3 anni e mezzo circa, è questo il lungo tempo trascorso senza Yara ed alla ricerca estenuante del suo assassino.
Il 16 giugno scorso la svolta che interrompe l’attesa lunga ed estenuante: Massimo Giuseppe Bossetti, carpentiere edile di Mapello, finisce in manette con l’accusa di essere Ignoto 1, il presunto assassino di Yara Gambirasio.
Il DNA isolato sugli indumenti della vittima è la prova regina: le piccole gocce di sangue, impresse sui pantaloni di Yara e sulle sue mutandine, rappresenterebbero la firma chiara e inequivocabile dell’assassino.
Bossetti però non conferma la pista tracciata e guidata dalle prove scientifiche, anzi, contro ogni evidenza e contro ogni logica, l’indiziato numero 1 continua a dichiararsi innocente.
E’ dal momento del fermo di Bossetti (o più precisamente dal momento in cui il cerchio non si chiude con una “possibile” confessione) che gli inquirenti sezionano la vita del carpentiere di Mapello.
- Gli investigatori stanno passando al microscopio la sua casa, i suoi celulari e le schede telefoniche;
- stanno scandagliando tra amicizie vecchie e nuove;
- stanno considerando tutte le sue abitudini personali e professionali;
- e stanno esaminando la più intima realtà familiare di Bossetti, i rapporti con le persone che lo hanno amato, accompagnato e circondato in questi anni.
L’obiettivo ultimo che le indagini perseguono è chiaro: gli inquirenti vogliono capire dove e come Massimo Giuseppe celasse il suo segreto (posto che la linea accusatoria è palese ed identifica Bossetti come l’assassino di Yara).
Così, mentre Bossetti nega di essere coinvolto della morte della giovane ginnasta, le indagini proseguono con lo scopo chiaro di associare al DNA quante più prove coincidenti è possibile.
L’opinione pubblica assiste alla continua fuga di indiscrezioni e percepisce una reale ansia investigativa di confermare, laddove fosse necessario, persino il DNA.
Ma se il DNA è la prova inconfutabile per antonomasia cos’altro potrebbe “incastrare” Bossetti?
Le responsabilità di Massimo Giuseppe potrebbero dirsi “certe senza alcun ragionevole dubbio” se gli inquirenti trovassero tracce inequivocabili di Yara nei telefoni dell’indiziato, nel suo personal computer o addirittura nella sua macchina o nel suo furgone.

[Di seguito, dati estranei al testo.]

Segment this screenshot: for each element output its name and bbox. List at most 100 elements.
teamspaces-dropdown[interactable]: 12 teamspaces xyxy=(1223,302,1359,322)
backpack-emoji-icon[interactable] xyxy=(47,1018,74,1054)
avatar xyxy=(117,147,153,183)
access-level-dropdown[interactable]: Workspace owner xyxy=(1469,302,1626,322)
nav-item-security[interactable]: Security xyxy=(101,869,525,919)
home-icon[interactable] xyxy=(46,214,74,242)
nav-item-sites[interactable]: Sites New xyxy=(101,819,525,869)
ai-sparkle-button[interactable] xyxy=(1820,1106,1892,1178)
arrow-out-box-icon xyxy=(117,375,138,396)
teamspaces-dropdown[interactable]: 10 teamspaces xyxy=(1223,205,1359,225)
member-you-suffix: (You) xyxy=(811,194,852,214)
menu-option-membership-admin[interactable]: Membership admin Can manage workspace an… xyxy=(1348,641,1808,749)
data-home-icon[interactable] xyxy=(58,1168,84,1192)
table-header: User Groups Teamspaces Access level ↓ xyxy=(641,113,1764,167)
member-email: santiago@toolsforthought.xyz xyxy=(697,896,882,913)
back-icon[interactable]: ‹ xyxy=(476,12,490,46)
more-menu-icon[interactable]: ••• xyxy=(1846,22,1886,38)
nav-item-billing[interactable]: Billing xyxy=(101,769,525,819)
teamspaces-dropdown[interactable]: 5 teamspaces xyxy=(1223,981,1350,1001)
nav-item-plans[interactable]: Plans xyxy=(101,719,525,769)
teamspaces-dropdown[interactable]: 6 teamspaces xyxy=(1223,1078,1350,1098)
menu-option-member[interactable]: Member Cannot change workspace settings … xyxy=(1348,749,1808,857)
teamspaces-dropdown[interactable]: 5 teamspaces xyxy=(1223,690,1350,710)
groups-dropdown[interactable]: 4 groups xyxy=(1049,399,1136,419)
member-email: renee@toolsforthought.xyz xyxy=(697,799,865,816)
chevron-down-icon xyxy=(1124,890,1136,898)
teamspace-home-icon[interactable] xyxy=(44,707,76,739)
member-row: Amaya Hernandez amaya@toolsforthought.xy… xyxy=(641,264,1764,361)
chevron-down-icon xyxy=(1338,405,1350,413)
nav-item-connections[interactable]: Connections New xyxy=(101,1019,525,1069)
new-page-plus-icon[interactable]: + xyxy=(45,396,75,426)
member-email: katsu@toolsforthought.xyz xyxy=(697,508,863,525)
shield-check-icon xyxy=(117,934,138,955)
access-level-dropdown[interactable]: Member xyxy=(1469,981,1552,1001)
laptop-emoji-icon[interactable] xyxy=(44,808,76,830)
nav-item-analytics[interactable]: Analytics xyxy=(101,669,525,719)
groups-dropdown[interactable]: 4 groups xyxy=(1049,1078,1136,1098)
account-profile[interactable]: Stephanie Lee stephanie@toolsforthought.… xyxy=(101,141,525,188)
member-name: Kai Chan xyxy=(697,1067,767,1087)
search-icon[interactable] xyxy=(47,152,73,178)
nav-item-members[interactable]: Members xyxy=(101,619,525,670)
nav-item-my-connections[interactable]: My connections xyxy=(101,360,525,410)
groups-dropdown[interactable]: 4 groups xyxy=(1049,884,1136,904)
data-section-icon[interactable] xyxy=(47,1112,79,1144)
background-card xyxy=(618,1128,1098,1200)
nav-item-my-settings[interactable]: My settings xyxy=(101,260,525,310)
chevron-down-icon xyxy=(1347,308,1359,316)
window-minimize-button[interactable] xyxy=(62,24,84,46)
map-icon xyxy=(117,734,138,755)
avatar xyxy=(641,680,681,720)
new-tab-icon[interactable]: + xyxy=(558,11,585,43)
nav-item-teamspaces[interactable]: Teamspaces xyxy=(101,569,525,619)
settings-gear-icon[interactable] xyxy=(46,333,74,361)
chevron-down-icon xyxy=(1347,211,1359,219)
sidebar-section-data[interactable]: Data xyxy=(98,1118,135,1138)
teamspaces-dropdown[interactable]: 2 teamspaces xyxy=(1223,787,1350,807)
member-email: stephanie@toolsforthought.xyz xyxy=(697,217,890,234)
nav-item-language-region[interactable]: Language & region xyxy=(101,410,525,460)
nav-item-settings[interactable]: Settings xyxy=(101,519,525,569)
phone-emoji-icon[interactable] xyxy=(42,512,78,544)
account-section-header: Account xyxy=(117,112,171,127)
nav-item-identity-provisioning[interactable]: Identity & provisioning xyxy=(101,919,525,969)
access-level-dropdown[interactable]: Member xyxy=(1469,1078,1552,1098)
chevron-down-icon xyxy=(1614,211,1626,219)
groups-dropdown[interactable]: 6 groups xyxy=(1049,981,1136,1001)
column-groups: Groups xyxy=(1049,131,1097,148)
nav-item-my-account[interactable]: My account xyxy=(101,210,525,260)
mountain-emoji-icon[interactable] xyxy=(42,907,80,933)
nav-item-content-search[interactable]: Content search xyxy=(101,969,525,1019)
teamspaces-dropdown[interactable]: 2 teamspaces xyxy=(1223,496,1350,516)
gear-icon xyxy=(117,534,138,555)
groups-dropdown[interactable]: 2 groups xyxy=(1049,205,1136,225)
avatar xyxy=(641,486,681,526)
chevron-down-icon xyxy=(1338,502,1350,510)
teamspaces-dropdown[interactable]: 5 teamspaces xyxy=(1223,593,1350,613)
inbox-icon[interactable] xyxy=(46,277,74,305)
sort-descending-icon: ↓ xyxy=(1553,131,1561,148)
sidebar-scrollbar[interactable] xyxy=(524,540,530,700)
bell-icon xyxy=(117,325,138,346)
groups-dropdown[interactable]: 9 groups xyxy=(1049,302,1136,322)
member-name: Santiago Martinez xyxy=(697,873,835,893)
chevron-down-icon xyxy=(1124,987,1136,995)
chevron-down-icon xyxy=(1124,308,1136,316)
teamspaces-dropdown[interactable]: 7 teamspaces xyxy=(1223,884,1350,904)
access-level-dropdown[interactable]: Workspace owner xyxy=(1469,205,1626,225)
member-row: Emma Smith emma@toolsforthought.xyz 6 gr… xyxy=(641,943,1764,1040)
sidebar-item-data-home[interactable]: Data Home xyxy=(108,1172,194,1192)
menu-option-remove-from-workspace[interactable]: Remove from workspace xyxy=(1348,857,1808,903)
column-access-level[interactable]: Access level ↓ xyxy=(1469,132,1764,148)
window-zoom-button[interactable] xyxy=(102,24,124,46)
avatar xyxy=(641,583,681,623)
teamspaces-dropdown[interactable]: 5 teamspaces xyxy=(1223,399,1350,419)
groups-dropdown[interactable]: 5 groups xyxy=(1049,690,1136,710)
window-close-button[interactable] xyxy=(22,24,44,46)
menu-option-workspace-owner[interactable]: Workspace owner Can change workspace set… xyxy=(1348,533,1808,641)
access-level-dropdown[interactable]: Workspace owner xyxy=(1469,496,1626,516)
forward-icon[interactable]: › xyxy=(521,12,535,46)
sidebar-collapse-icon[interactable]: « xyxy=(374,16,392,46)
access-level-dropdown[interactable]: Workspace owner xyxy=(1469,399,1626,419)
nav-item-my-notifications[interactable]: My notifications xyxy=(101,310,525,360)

In mancanza di una confessione, libera e piena, è necessario ricostruire intorno al DNA tutta la dinamica del delitto.
Evidentemente, in questo scenario, le prove cosiddette di laboratorio assumono un ruolo chiave.
La macchina di Bossetti come il furgone cassonato che il carpentiere adoperava per lavoro sono sotto sequestro e su di essi sono stati raccolti ben 100 reperti tutti al vaglio degli inquirenti.
Ma dopo 3 anni e mezzo è possibile che qualche traccia del delitto, eventualmente commesso dall’indiziato, si conservi sul suo furgone e nella sua auto?
Sì è possibile.
Non è escluso che a distanza di tanto tempo si possano isolare tracce importanti di un delitto e persino del sangue.
Ha un rilevante peso specifico l’ultima indiscrezione relativa agli esami condotti sul furgone di Massimo Giuseppe Bossetti:
posto che il furgone Iveco Daily appartiene a Bossetti ed è il mezzo con cui il carpentiere lavorava e col quale, stando all’accusa, avrebbe rapito Yara, non è di poco conto la notizia secondo cui i sedili di questo furgone cassonato sarebbero stati sostituiti.
Bossetti potrebbe aver cambiato i sedili del suo furgone da lavoro, nel farlo li avrebbe sostituiti non con sedute nuove ma con dei sediolini comperati allo scasso.
La domanda è logica: perché Bossetti avrebbe sostituito i sedili del suo Iveco Daily con altri sediolini uguali ma vecchi, comperati cioè dalle mani di uno sfasciacarrozze?